In the case of Fanny and Freddie, what we have is an unholy hybrid of the public and the private that should never had been allowed to live. Bill Mann of the Motley Fool put it really well: “The duality of Fannie and Freddie as publicly traded ventures and government-backed entities is the real conflict.” Any time you have a situation where the profits are private and the risks are public, you can bet that it is a matter of time before the whole thing start stinking to high heaven. And so it proved.
I recommend Mann’s article What does Fannie Mae do highly. It was written back in 2004, but recent events have ensured that it remains compelling. (Of course, Fannie haven’t enjoyed AAA ratings for a while now.)

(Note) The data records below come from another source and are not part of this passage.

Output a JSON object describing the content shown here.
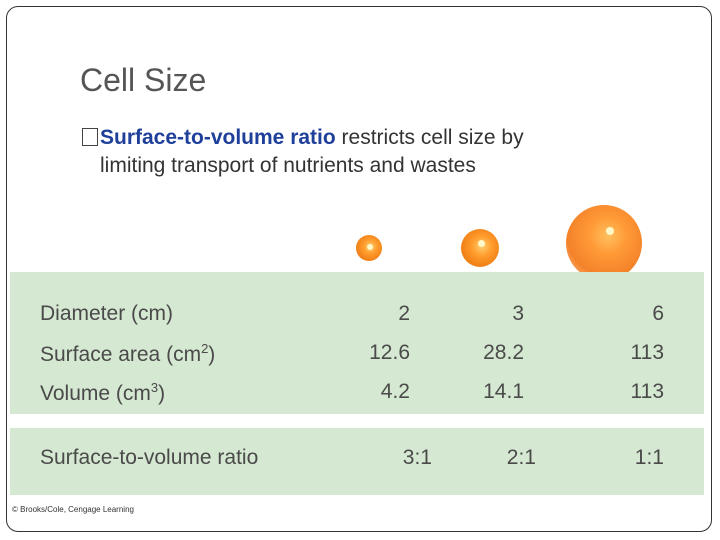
{
  "slide": {
    "title": "Cell Size",
    "bullet": {
      "marker": "",
      "term": "Surface-to-volume ratio",
      "text_line1": " restricts cell size by",
      "text_line2": "limiting transport of nutrients and wastes"
    }
  },
  "table": {
    "rows": [
      {
        "label": "Diameter (cm)",
        "label_sup": "",
        "label_suffix": "",
        "values": [
          "2",
          "3",
          "6"
        ]
      },
      {
        "label": "Surface area (cm",
        "label_sup": "2",
        "label_suffix": ")",
        "values": [
          "12.6",
          "28.2",
          "113"
        ]
      },
      {
        "label": "Volume (cm",
        "label_sup": "3",
        "label_suffix": ")",
        "values": [
          "4.2",
          "14.1",
          "113"
        ]
      }
    ],
    "ratio_row": {
      "label": "Surface-to-volume ratio",
      "values": [
        "3:1",
        "2:1",
        "1:1"
      ]
    }
  },
  "credit": "© Brooks/Cole, Cengage Learning",
  "colors": {
    "accent": "#1e3f9a",
    "panel": "#d5e8d1",
    "sphere": "#f4822a"
  }
}
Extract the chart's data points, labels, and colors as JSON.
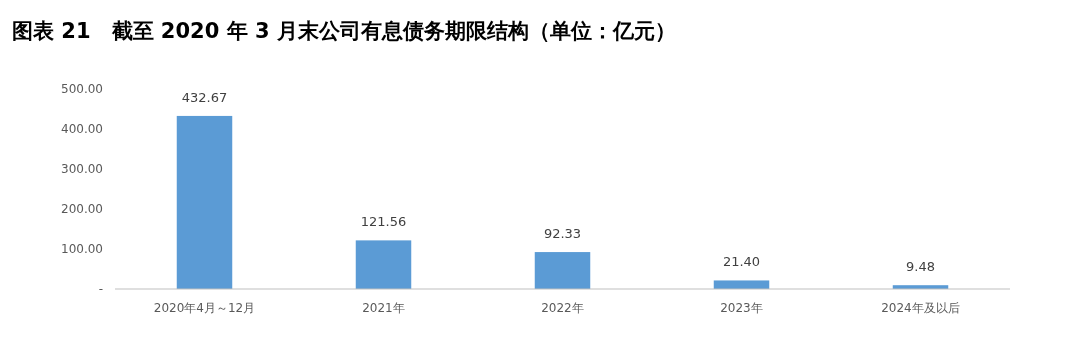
{
  "chart_data": {
    "type": "bar",
    "title": "图表 21　截至 2020 年 3 月末公司有息债务期限结构（单位：亿元）",
    "categories": [
      "2020年4月～12月",
      "2021年",
      "2022年",
      "2023年",
      "2024年及以后"
    ],
    "values": [
      432.67,
      121.56,
      92.33,
      21.4,
      9.48
    ],
    "value_labels": [
      "432.67",
      "121.56",
      "92.33",
      "21.40",
      "9.48"
    ],
    "color": "#5b9bd5",
    "ylim": [
      0,
      500
    ],
    "yticks": [
      {
        "value": 0,
        "label": "-"
      },
      {
        "value": 100,
        "label": "100.00"
      },
      {
        "value": 200,
        "label": "200.00"
      },
      {
        "value": 300,
        "label": "300.00"
      },
      {
        "value": 400,
        "label": "400.00"
      },
      {
        "value": 500,
        "label": "500.00"
      }
    ],
    "grid": false
  }
}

Fannie Mae doesn’t just hold onto all of these mortgages, though. It will take your loan and package it up with hundreds of others and market them as mortgage-backed securities (MBS) that it then sells to investors (for example, insurance companies, pension funds, or even mortgage REITS like Annaly Mortgage (NYSE: NLY)). Fannie Mae provides a guarantee to these investors that they will receive timely principal and interest payments, no matter what happens with the underlying mortgages. If there are large numbers of defaults, Fannie Mae will have to make the investors whole. If there is a massive crash and defaults overwhelm Fannie Mae, it has an ace in the whole: your tax dollars. Even though the company’s debt offerings clearly state otherwise, the financial markets believe that Fannie Mae’s status as a government-sponsored enterprise implies that the government will provide full faith and credit for Fannie’s debt. It is for this reason that Fannie Mae maintains a AAA credit rating, even though at a 78:1 debt-to-equity ratio it is levered many times what is allowed international banks. (Debt is defined as mortgages on its books plus the value of its guarantees.)

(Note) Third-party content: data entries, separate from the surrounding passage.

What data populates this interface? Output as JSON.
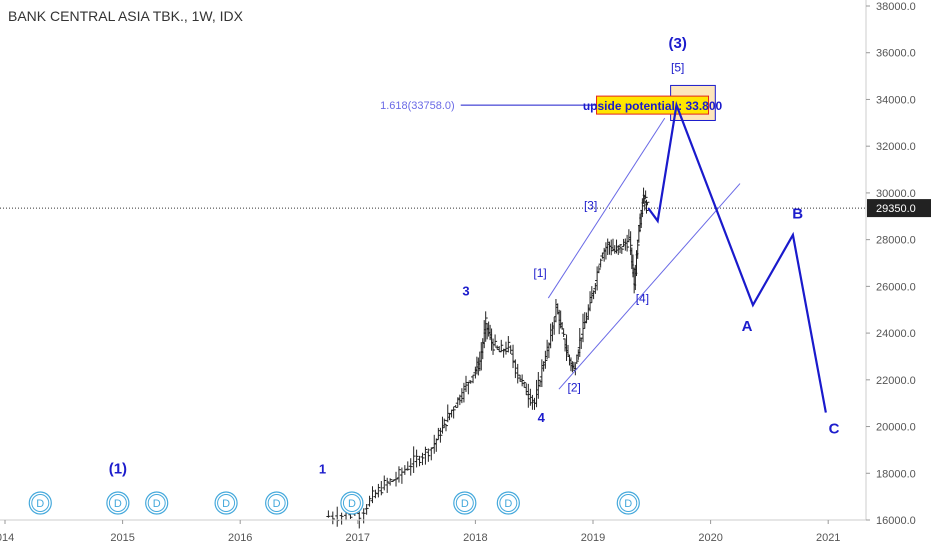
{
  "header": {
    "title": "BANK CENTRAL ASIA TBK., 1W, IDX"
  },
  "colors": {
    "wave": "#1a1acc",
    "channel": "#6a6ae6",
    "candle": "#222222",
    "price_line": "#333333",
    "event_circle": "#45a9dc",
    "target_box": "#fde6bb",
    "annotation_bg": "#ffe600",
    "annotation_border": "#e3241c"
  },
  "chart_data": {
    "type": "candlestick",
    "title": "BANK CENTRAL ASIA TBK., 1W, IDX",
    "x_axis": {
      "start": "2014-01",
      "end": "2021-06",
      "ticks": [
        "014",
        "2015",
        "2016",
        "2017",
        "2018",
        "2019",
        "2020",
        "2021"
      ]
    },
    "y_axis": {
      "range": [
        16000,
        38000
      ],
      "ticks": [
        "16000.0",
        "18000.0",
        "20000.0",
        "22000.0",
        "24000.0",
        "26000.0",
        "28000.0",
        "30000.0",
        "32000.0",
        "34000.0",
        "36000.0",
        "38000.0"
      ]
    },
    "last_price": "29350.0",
    "price_series": [
      {
        "t": 2016.75,
        "c": 16150
      },
      {
        "t": 2016.9,
        "c": 16200
      },
      {
        "t": 2017.05,
        "c": 16300
      },
      {
        "t": 2017.15,
        "c": 17000
      },
      {
        "t": 2017.25,
        "c": 17500
      },
      {
        "t": 2017.35,
        "c": 17800
      },
      {
        "t": 2017.45,
        "c": 18300
      },
      {
        "t": 2017.55,
        "c": 18700
      },
      {
        "t": 2017.65,
        "c": 19100
      },
      {
        "t": 2017.72,
        "c": 19800
      },
      {
        "t": 2017.78,
        "c": 20400
      },
      {
        "t": 2017.85,
        "c": 21000
      },
      {
        "t": 2017.92,
        "c": 21600
      },
      {
        "t": 2018.0,
        "c": 22300
      },
      {
        "t": 2018.05,
        "c": 22800
      },
      {
        "t": 2018.1,
        "c": 24400
      },
      {
        "t": 2018.15,
        "c": 23600
      },
      {
        "t": 2018.22,
        "c": 23200
      },
      {
        "t": 2018.3,
        "c": 23400
      },
      {
        "t": 2018.38,
        "c": 22200
      },
      {
        "t": 2018.45,
        "c": 21500
      },
      {
        "t": 2018.52,
        "c": 21000
      },
      {
        "t": 2018.58,
        "c": 22500
      },
      {
        "t": 2018.64,
        "c": 23500
      },
      {
        "t": 2018.7,
        "c": 25100
      },
      {
        "t": 2018.75,
        "c": 24000
      },
      {
        "t": 2018.8,
        "c": 23000
      },
      {
        "t": 2018.85,
        "c": 22400
      },
      {
        "t": 2018.9,
        "c": 23700
      },
      {
        "t": 2018.96,
        "c": 24700
      },
      {
        "t": 2019.02,
        "c": 25900
      },
      {
        "t": 2019.08,
        "c": 27300
      },
      {
        "t": 2019.14,
        "c": 27800
      },
      {
        "t": 2019.2,
        "c": 27500
      },
      {
        "t": 2019.26,
        "c": 27700
      },
      {
        "t": 2019.32,
        "c": 28000
      },
      {
        "t": 2019.36,
        "c": 26100
      },
      {
        "t": 2019.4,
        "c": 28600
      },
      {
        "t": 2019.44,
        "c": 29900
      },
      {
        "t": 2019.47,
        "c": 29350
      }
    ],
    "wave_path": [
      {
        "t": 2019.47,
        "v": 29350
      },
      {
        "t": 2019.55,
        "v": 28800
      },
      {
        "t": 2019.71,
        "v": 33758
      },
      {
        "t": 2020.36,
        "v": 25200
      },
      {
        "t": 2020.7,
        "v": 28200
      },
      {
        "t": 2020.98,
        "v": 20600
      }
    ],
    "channel_lines": [
      {
        "from": {
          "t": 2018.62,
          "v": 25500
        },
        "to": {
          "t": 2019.61,
          "v": 33200
        }
      },
      {
        "from": {
          "t": 2018.71,
          "v": 21600
        },
        "to": {
          "t": 2020.25,
          "v": 30400
        }
      }
    ],
    "fib_level": {
      "label": "1.618(33758.0)",
      "value": 33758,
      "t_start": 2017.45,
      "t_end": 2019.03
    },
    "target_zone": {
      "t_start": 2019.66,
      "t_end": 2020.04,
      "v_low": 33100,
      "v_high": 34600
    },
    "annotation": "upside potential : 33.800",
    "wave_labels": [
      {
        "text": "(3)",
        "t": 2019.72,
        "v": 36200,
        "style": "bold-large"
      },
      {
        "text": "[5]",
        "t": 2019.72,
        "v": 35200,
        "style": "sub"
      },
      {
        "text": "(1)",
        "t": 2014.96,
        "v": 18000,
        "style": "bold-large"
      },
      {
        "text": "1",
        "t": 2016.7,
        "v": 18000,
        "style": "bold"
      },
      {
        "text": "3",
        "t": 2017.92,
        "v": 25600,
        "style": "bold"
      },
      {
        "text": "4",
        "t": 2018.56,
        "v": 20200,
        "style": "bold"
      },
      {
        "text": "[1]",
        "t": 2018.55,
        "v": 26400,
        "style": "sub"
      },
      {
        "text": "[2]",
        "t": 2018.84,
        "v": 21500,
        "style": "sub"
      },
      {
        "text": "[3]",
        "t": 2018.98,
        "v": 29300,
        "style": "sub"
      },
      {
        "text": "[4]",
        "t": 2019.42,
        "v": 25300,
        "style": "sub"
      },
      {
        "text": "A",
        "t": 2020.31,
        "v": 24100,
        "style": "bold-large"
      },
      {
        "text": "B",
        "t": 2020.74,
        "v": 28900,
        "style": "bold-large"
      },
      {
        "text": "C",
        "t": 2021.05,
        "v": 19700,
        "style": "bold-large"
      }
    ],
    "event_markers": [
      {
        "label": "D",
        "t": 2014.3
      },
      {
        "label": "D",
        "t": 2014.96
      },
      {
        "label": "D",
        "t": 2015.29
      },
      {
        "label": "D",
        "t": 2015.88
      },
      {
        "label": "D",
        "t": 2016.31
      },
      {
        "label": "D",
        "t": 2016.95
      },
      {
        "label": "D",
        "t": 2017.91
      },
      {
        "label": "D",
        "t": 2018.28
      },
      {
        "label": "D",
        "t": 2019.3
      }
    ]
  }
}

Fannie is exempt from regulation by the Securities and Exchange Commission (though Fannie Mae has in the last few years begun filing 10-Ks and 10-Qs), it is also exempt from state and local taxes. The U.S. president gets to appoint several board members, and the U.S. Treasury Department approves Fannie Mae’s debt issuance. And it has approved and approved and approved. Fannie Mae and Freddie Mac have virtually unlimited access to capital, at funding costs that are below the rates otherwise available on the market. As Fannie and Freddie have approached saturation in their core businesses, they’ve branched out, basically by taking on more risk. Fannie and Freddie have been arguing against the need for statutorily required mortgage insurance for loans above 80% of the value of the home, the bailiwick of private mortgage insurance providers like MGIC (NYSE: MTG), Radian Group (NYSE: RDN), and PMI Group (NYSE: PMI). Why would they do this? Because Fannie and Freddie want to cut out the expense of paying the PMI providers, even though it increases the risk of their overall portfolio.
You may, between the last two paragraphs, already be able to discern how it is that avarice at the top could maul Fannie Mae. It has a AAA credit rating, despite the fact that its debt levels in no way warrant such a rating, and it has a nearly limitless channel to capital, at interest rates that are below market. Add to these elements the fact that Fannie Mae is not a governmental operation, but a for-profit corporation, and you have the recipe for — well, for what’s going on right now. Why worry about risks when you have the implied backing of the federal government? Why worry about capital structure when no matter what your cost of debt is fixed at a below market rate?
Fannie and Freddie are both poorly-regulated and not part of a free market. The same goes for other public/private monstrosities such as the Medicare prescription drugs coverage plan and any number of poorly thought out privatizations schemes.
This entry was posted on Thursday, March 13th, 2008.